De Richelieu à Louis XIV

- « En 1635, le cardinal de Richelieu, ayant découvert qu’une réunion de « beaux esprits » se tenait chez un jeune conseiller de Louis XIII, Valentin Conrart, demanda « si ces messieurs ne voudraient pas former un corps et s’assembler régulièrement sous une autorité publique ». Ainsi fut créée l’Académie. »

Hélène Carrère d’Encausse, Secrétaire perpétuel de l’Académie française

- « Richelieu avait compris d’emblée l’intérêt de placer sous son autorité une force comme celle des lettres. Il pria la Compagnie naissante d’établir en toute liberté ses statuts et de choisir elle-même ses membres, pour constituer un corps de quarante personnes à qui il donna pour mission de veiller à la pureté et au développement de la langue française. Le français n’était langue du royaume que depuis moins d’un siècle, peu répandu hors de la sphère du pouvoir, alors que depuis François Ier tous les souverains avaient assis l’unité du pays sur la langue française. La fondation de l’Académie, porteuse de la langue du royaume, était donc un projet politique. »

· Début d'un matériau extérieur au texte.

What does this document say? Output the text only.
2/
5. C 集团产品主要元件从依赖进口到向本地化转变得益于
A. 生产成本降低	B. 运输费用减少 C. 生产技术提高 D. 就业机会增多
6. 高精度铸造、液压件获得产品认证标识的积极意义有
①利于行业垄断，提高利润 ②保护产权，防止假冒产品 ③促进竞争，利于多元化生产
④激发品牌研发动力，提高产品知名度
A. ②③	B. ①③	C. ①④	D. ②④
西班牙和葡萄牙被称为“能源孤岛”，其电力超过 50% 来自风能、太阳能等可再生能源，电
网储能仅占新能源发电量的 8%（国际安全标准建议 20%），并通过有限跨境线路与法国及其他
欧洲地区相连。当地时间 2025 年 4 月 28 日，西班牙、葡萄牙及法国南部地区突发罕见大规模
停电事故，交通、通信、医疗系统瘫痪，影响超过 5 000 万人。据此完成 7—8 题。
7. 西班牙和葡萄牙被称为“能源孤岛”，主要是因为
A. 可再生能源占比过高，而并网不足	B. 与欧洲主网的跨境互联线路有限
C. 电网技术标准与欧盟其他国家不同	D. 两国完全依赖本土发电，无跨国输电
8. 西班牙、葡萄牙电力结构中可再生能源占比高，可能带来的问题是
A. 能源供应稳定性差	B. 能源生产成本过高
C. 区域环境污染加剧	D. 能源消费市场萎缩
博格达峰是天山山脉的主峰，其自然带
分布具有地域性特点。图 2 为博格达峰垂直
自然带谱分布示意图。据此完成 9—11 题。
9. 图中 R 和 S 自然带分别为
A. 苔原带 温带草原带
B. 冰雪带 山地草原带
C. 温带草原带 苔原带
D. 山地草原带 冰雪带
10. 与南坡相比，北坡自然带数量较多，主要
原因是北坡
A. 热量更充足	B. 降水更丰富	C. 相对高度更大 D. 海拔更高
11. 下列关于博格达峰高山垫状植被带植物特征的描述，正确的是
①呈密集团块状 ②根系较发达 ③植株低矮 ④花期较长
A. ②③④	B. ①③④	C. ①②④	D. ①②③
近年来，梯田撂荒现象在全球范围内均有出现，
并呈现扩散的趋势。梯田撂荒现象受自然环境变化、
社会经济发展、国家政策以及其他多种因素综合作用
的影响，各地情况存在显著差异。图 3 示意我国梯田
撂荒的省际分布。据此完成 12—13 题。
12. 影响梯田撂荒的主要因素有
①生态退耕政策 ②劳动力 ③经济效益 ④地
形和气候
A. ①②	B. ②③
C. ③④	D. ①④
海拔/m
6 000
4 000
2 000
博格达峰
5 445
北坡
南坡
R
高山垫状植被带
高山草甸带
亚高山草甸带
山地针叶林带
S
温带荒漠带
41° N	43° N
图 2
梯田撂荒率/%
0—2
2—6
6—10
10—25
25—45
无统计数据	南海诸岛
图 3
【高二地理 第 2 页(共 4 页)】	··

- «Richelieu mort en 1642, l’Académie choisit un protecteur plus neutre, le chancelier Séguier, qui l’installa dans son hôtel – l’Académie n’avait toujours pas de domicile – et exerça pendant trente ans un protectorat marqué par un développement remarquable de la Compagnie.»

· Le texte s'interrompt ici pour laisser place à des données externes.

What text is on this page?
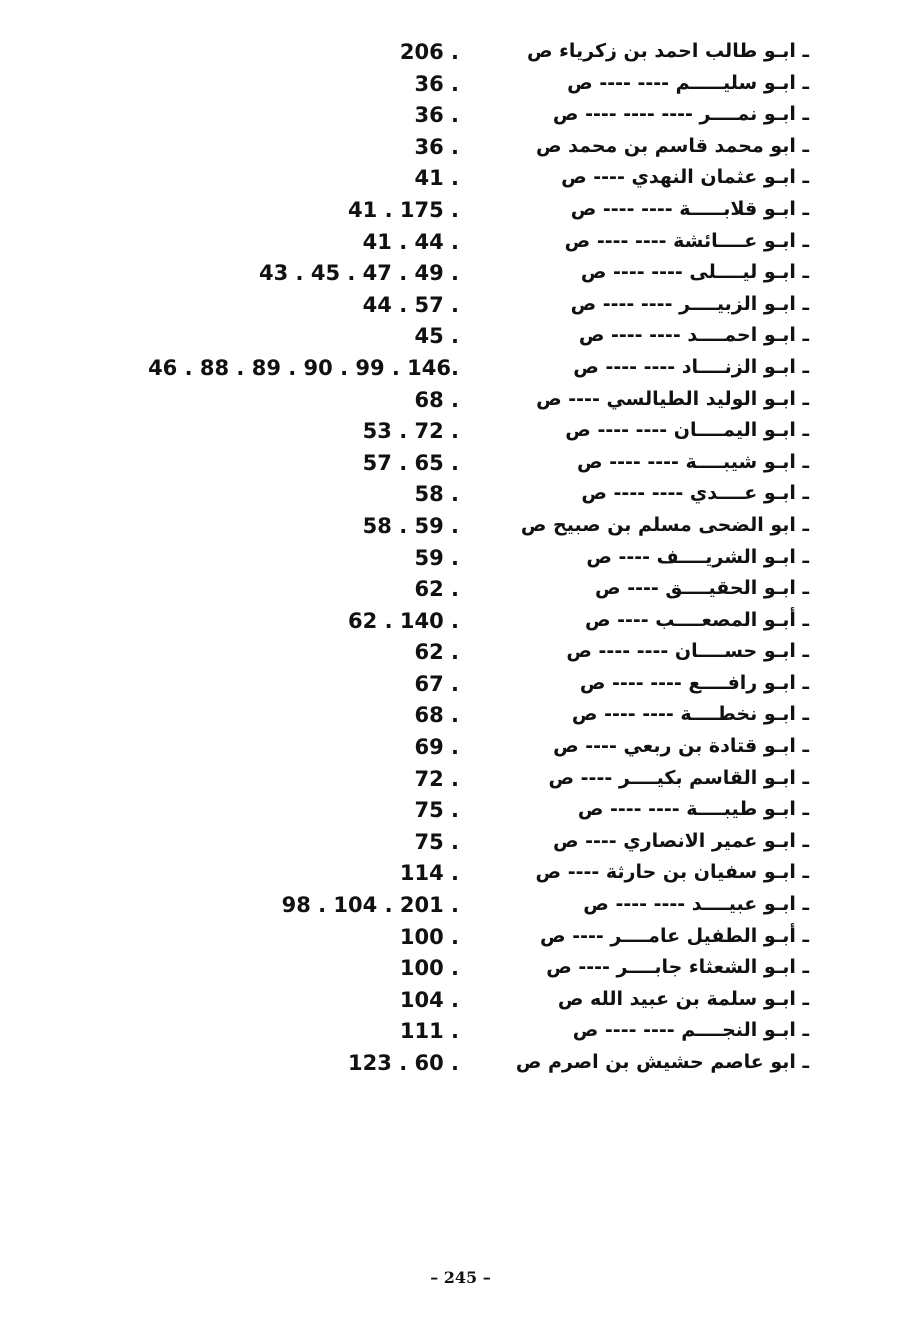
ـ ابـو طالب احمد بن زكرياء ص
206 .
ـ ابـو سليـــــم ---- ---- ص
36 .
ـ ابـو نمــــر ---- ---- ---- ص
36 .
ـ ابو محمد قاسم بن محمد ص
36 .
ـ ابـو عثمان النهدي ---- ص
41 .
ـ ابـو قلابـــــة ---- ---- ص
41 . 175 .
ـ ابـو عــــائشة ---- ---- ص
41 . 44 .
ـ ابـو ليــــلى ---- ---- ص
43 . 45 . 47 . 49 .
ـ ابـو الزبيــــر ---- ---- ص
44 . 57 .
ـ ابـو احمــــد ---- ---- ص
45 .
ـ ابـو الزنــــاد ---- ---- ص
46 . 88 . 89 . 90 . 99 . 146.
ـ ابـو الوليد الطيالسي ---- ص
68 .
ـ ابـو اليمــــان ---- ---- ص
53 . 72 .
ـ ابـو شيبــــة ---- ---- ص
57 . 65 .
ـ ابـو عــــدي ---- ---- ص
58 .
ـ ابو الضحى مسلم بن صبيح ص
58 . 59 .
ـ ابـو الشريــــف ---- ص
59 .
ـ ابـو الحقيــــق ---- ص
62 .
ـ أبـو المصعــــب ---- ص
62 . 140 .
ـ ابـو حســــان ---- ---- ص
62 .
ـ ابـو رافــــع ---- ---- ص
67 .
ـ ابـو نخطــــة ---- ---- ص
68 .
ـ ابـو قتادة بن ربعي ---- ص
69 .
ـ ابـو القاسم بكيــــر ---- ص
72 .
ـ ابـو طيبــــة ---- ---- ص
75 .
ـ ابـو عمير الانصاري ---- ص
75 .
ـ ابـو سفيان بن حارثة ---- ص
114 .
ـ ابـو عبيــــد ---- ---- ص
98 . 104 . 201 .
ـ أبـو الطفيل عامــــر ---- ص
100 .
ـ ابـو الشعثاء جابــــر ---- ص
100 .
ـ ابـو سلمة بن عبيد الله ص
104 .
ـ ابـو النجــــم ---- ---- ص
111 .
ـ ابو عاصم حشيش بن اصرم ص
123 . 60 .
– 245 –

- «Le protectorat de Louis XIV, souverain ami des Lettres et des Arts, favorisa considérablement l’Académie. Outre un prestige renforcé, elle allait enfin trouver la stabilité matérielle qu’elle n’avait jamais connue, donc l’assurance de durer. Sur les conseils de Colbert, le roi lui offrit un domicile – au Louvre ! – un fonds pour couvrir ses besoins, des jetons pour récompenser la présence aux séances ; il lui offrit aussi quarante fauteuils identiques – symboles de l’égalité des académiciens.»

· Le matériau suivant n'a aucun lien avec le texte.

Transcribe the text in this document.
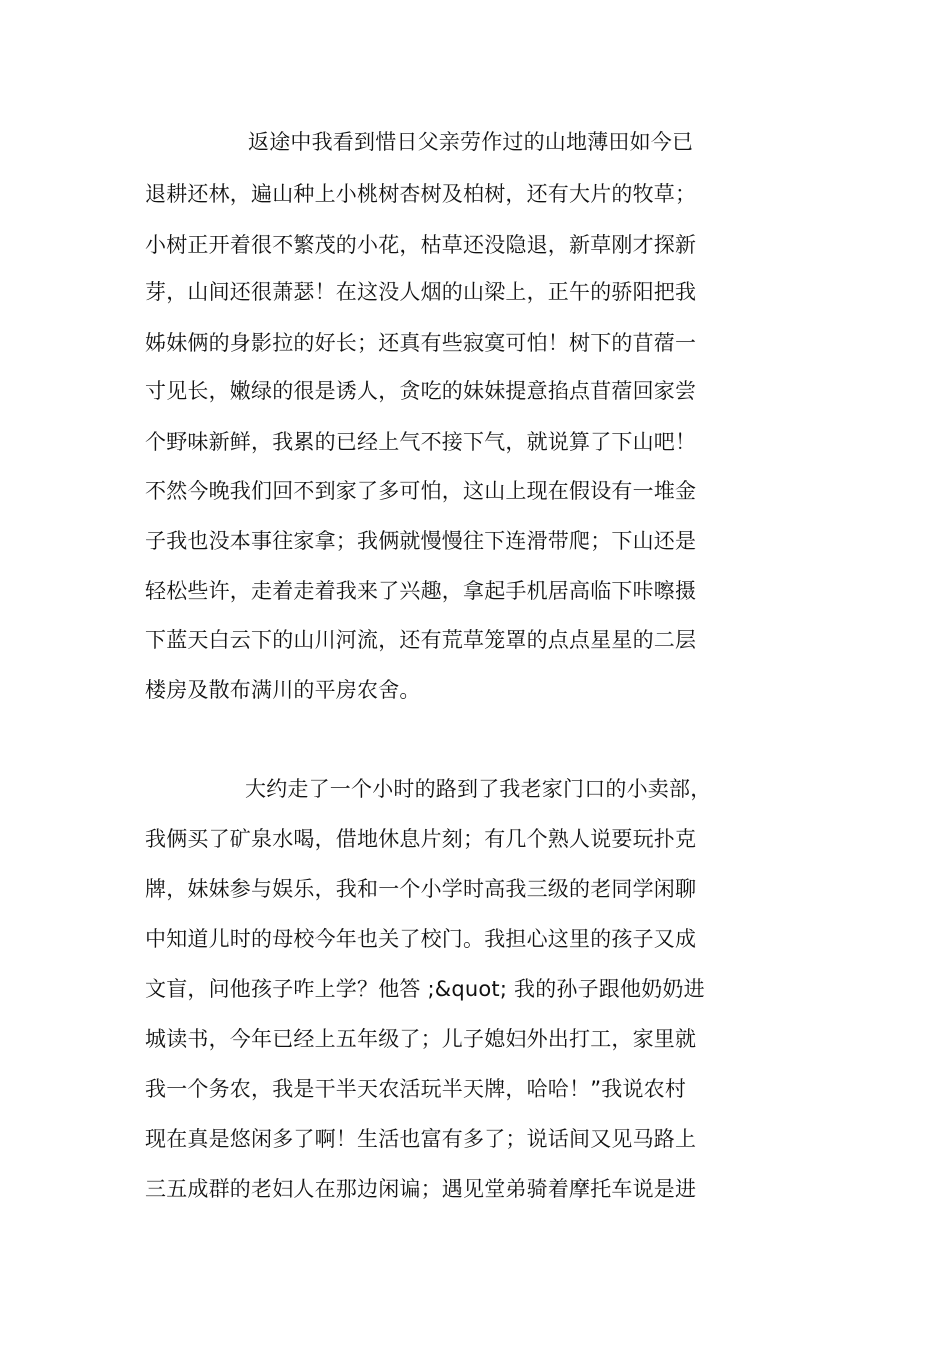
返途中我看到惜日父亲劳作过的山地薄田如今已
退耕还林，遍山种上小桃树杏树及柏树，还有大片的牧草；
小树正开着很不繁茂的小花，枯草还没隐退，新草刚才探新
芽，山间还很萧瑟！在这没人烟的山梁上，正午的骄阳把我
姊妹俩的身影拉的好长；还真有些寂寞可怕！树下的苜蓿一
寸见长，嫩绿的很是诱人，贪吃的妹妹提意掐点苜蓿回家尝
个野味新鲜，我累的已经上气不接下气，就说算了下山吧！
不然今晚我们回不到家了多可怕，这山上现在假设有一堆金
子我也没本事往家拿；我俩就慢慢往下连滑带爬；下山还是
轻松些许，走着走着我来了兴趣，拿起手机居高临下咔嚓摄
下蓝天白云下的山川河流，还有荒草笼罩的点点星星的二层
楼房及散布满川的平房农舍。
大约走了一个小时的路到了我老家门口的小卖部，
我俩买了矿泉水喝，借地休息片刻；有几个熟人说要玩扑克
牌，妹妹参与娱乐，我和一个小学时高我三级的老同学闲聊
中知道儿时的母校今年也关了校门。我担心这里的孩子又成
文盲，问他孩子咋上学？他答 ;&quot; 我的孙子跟他奶奶进
城读书，今年已经上五年级了；儿子媳妇外出打工，家里就
我一个务农，我是干半天农活玩半天牌，哈哈！”我说农村
现在真是悠闲多了啊！生活也富有多了；说话间又见马路上
三五成群的老妇人在那边闲谝；遇见堂弟骑着摩托车说是进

- « Le roi n’intervint qu’une fois dans la vie de l’Académie, en 1683, lorsqu’elle choisit La Fontaine contre Boileau, qu’il eût souhaité voir élire. L’opposition de Louis XIV à La Fontaine avait quelques raisons. Il trouvait les Contes trop libertins. Mais aussi La Fontaine n’avait-il pas été l’ami et le défenseur de Fouquet ? Les réticences du roi n’empêchèrent pas l’Académie de voter pour La Fontaine. Le roi ayant refusé d’agréer son élection, l’Académie maintint son choix. Par bonheur un fauteuil se libéra, Boileau fut élu et le roi s’empressa d’accepter aussi l’élection de La Fontaine. Ce conflit, où l’Académie n’avait pas plié devant son protecteur, fut le seul du genre et le prestige des deux parties ni leurs relations n’en furent affectés. »

Le temps des bonnets et des chapeaux

- «Avec le protectorat de Louis XV, l’Académie va entrer dans des temps nouveaux. Jusqu’alors elle avait toujours été en accord avec son protecteur, avec les principes qui fondaient le règne, la monarchie absolue et le respect de la religion. Mais le siècle des Lumières est marqué par le divorce entre le monarque et les idées qui montent, et l’Académie devra choisir entre son protecteur et l’esprit du siècle ; ce sera le temps de l’émancipation. L’Académie des prélats et des grands va s’ouvrir, presque malgré elle, aux philosophes qui contestent les conceptions qu’elle a si longtemps défendues. L’élection de Montesquieu en 1727 en a marqué la première étape. Puis viendront celles de Voltaire – un vrai défi pour les dévots –, de Buffon, dont l’Histoire naturelle est alors critiquée par la Sorbonne et la Congrégation de l’Index, et de d’Alembert. En peu d’années, l’esprit des Lumières a pénétré dans la Compagnie qui se divise alors en deux camps, nommés en référence à la querelle de la Chambre suédoise, les bonnets ou clan clérical et les chapeaux ou parti des Lumières. Dès 1760 – il y a exactement deux cent cinquante ans –, le parti des Lumières, a gagné. L’Académie prend alors conscience de sa vocation profonde : être un pouvoir intellectuel indépendant du pouvoir politique.»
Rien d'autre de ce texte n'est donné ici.